Barclays Wealth has launched a structured product aiming to pay 8.25 per cent within the first year of this six-year investment.

The Barclays Wealth Defined Returns Annual Kick Out plan offers a potential return realised on any anniversary – from the first onwards – where the FTSE 100 Index is at or above its starting level.

So, if the FTSE 100 is at or above its starting level at its second anniversary, investors will receive 16.5 per cent and their capital will be repaid. If this occurs on its third anniversary, investors will receive 24.75 per cent; and so on up to 49.5 per cent on its sixth and final anniversary.

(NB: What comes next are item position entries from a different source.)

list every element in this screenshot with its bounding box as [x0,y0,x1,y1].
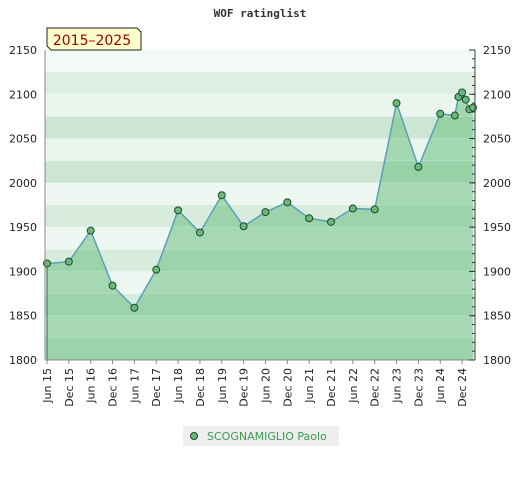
x-tick-label: Dec 17 [150,368,163,407]
data-point-dec-18 [195,228,204,237]
x-tick-label: Dec 23 [412,368,425,407]
x-tick-label: Jun 18 [172,368,185,404]
data-point-dec-20 [283,198,292,207]
background-band [45,182,475,205]
data-point-jun-23 [392,99,401,108]
background-band [45,50,475,73]
period-label: 2015–2025 [53,33,131,49]
data-point-dec-15 [64,257,73,266]
y-tick-label-left: 2100 [9,88,37,101]
x-tick-label: Jun 17 [128,368,141,404]
x-tick-label: Jun 23 [391,368,404,404]
data-point-dec-23 [414,162,423,171]
y-tick-label-left: 1800 [9,354,37,367]
background-band [45,94,475,117]
period-badge-box [46,27,142,51]
data-point-jun-20 [261,208,270,217]
x-ticks: Jun 15 Dec 15 Jun 16 Dec 16 Jun 17 Dec 17 Jun … [41,360,469,407]
y-ticks-left: 1800 1850 1900 1950 2000 2050 2100 2150 [9,44,37,367]
background-band [45,72,475,95]
x-tick-label: Jun 22 [347,368,360,404]
y-tick-label-right: 2100 [483,88,511,101]
axes [44,49,476,361]
data-point-jun-17 [130,303,139,312]
data-point-jun-16 [86,226,95,235]
y-tick-label-left: 1850 [9,310,37,323]
y-tick-label-left: 2150 [9,44,37,57]
x-tick-label: Dec 21 [325,368,338,407]
data-point-jun-18 [174,206,183,215]
y-tick-label-right: 2150 [483,44,511,57]
data-point-dec-19 [239,222,248,231]
y-tick-label-left: 1900 [9,265,37,278]
data-point-jun-19 [217,191,226,200]
background-band [45,160,475,183]
legend-box [183,426,339,446]
data-point-jun-22 [348,204,357,213]
legend-marker [190,432,198,440]
legend: SCOGNAMIGLIO Paolo [183,426,339,446]
data-point-dec-17 [152,265,161,274]
x-tick-label: Jun 24 [434,368,447,404]
data-point-dec-24 [458,88,467,97]
background-band [45,116,475,139]
y-tick-label-right: 2050 [483,133,511,146]
chart-title: WOF ratinglist [214,7,307,20]
data-point-dec-22 [370,205,379,214]
background-band [45,138,475,161]
y-tick-label-right: 2000 [483,177,511,190]
data-point-dec-16 [108,281,117,290]
data-point-jan-25 [461,95,470,104]
x-tick-label: Dec 24 [456,368,469,407]
y-tick-label-left: 2050 [9,133,37,146]
x-tick-label: Dec 19 [238,368,251,407]
x-tick-label: Dec 16 [107,368,120,407]
x-tick-label: Dec 15 [63,368,76,407]
legend-entry: SCOGNAMIGLIO Paolo [207,430,327,443]
data-point-oct-24 [450,111,459,120]
x-tick-label: Jun 20 [259,368,272,404]
x-tick-label: Jun 21 [303,368,316,404]
x-tick-label: Dec 22 [369,368,382,407]
y-tick-label-right: 1850 [483,310,511,323]
x-tick-label: Jun 19 [216,368,229,404]
y-tick-label-right: 1900 [483,265,511,278]
y-tick-label-right: 1800 [483,354,511,367]
y-ticks-right: 1800 1850 1900 1950 2000 2050 2100 2150 [483,44,511,367]
data-point-jun-24 [436,109,445,118]
area-fill-layer [45,71,475,360]
y-tick-label-left: 2000 [9,177,37,190]
x-tick-label: Jun 15 [41,368,54,404]
y-tick-label-right: 1950 [483,221,511,234]
series-area [47,92,473,360]
period-badge: 2015–2025 [46,27,142,51]
x-tick-label: Dec 20 [281,368,294,407]
data-point-dec-21 [327,217,335,226]
x-tick-label: Dec 18 [194,368,207,407]
marker-layer [43,88,477,312]
data-point-jun-21 [305,214,314,223]
y-tick-label-left: 1950 [9,221,37,234]
x-tick-label: Jun 16 [85,368,98,404]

If there has been no early disposal after six years, capital will be reduced if the index closes below 50 per cent of its starting level, at maturity.

Should this happen, investors will lose capital on a one for one basis with the index.

Richard Henry, director of investor solutions at Barclays Wealth said increased market volatility enabled the bank to improve the terms offered in its previous Annual Kick-out Plan.

He added, ‘This is something we think clients will welcome as they seek products which provide a competitive rate of return.

‘Despite negligible year-on-year FTSE performance, last year’s June 2010 edition of the product recently kicked out at a rate of 10 per cent. This demonstrates the ability of the kick-out product to deliver returns even in a benign growth environment.’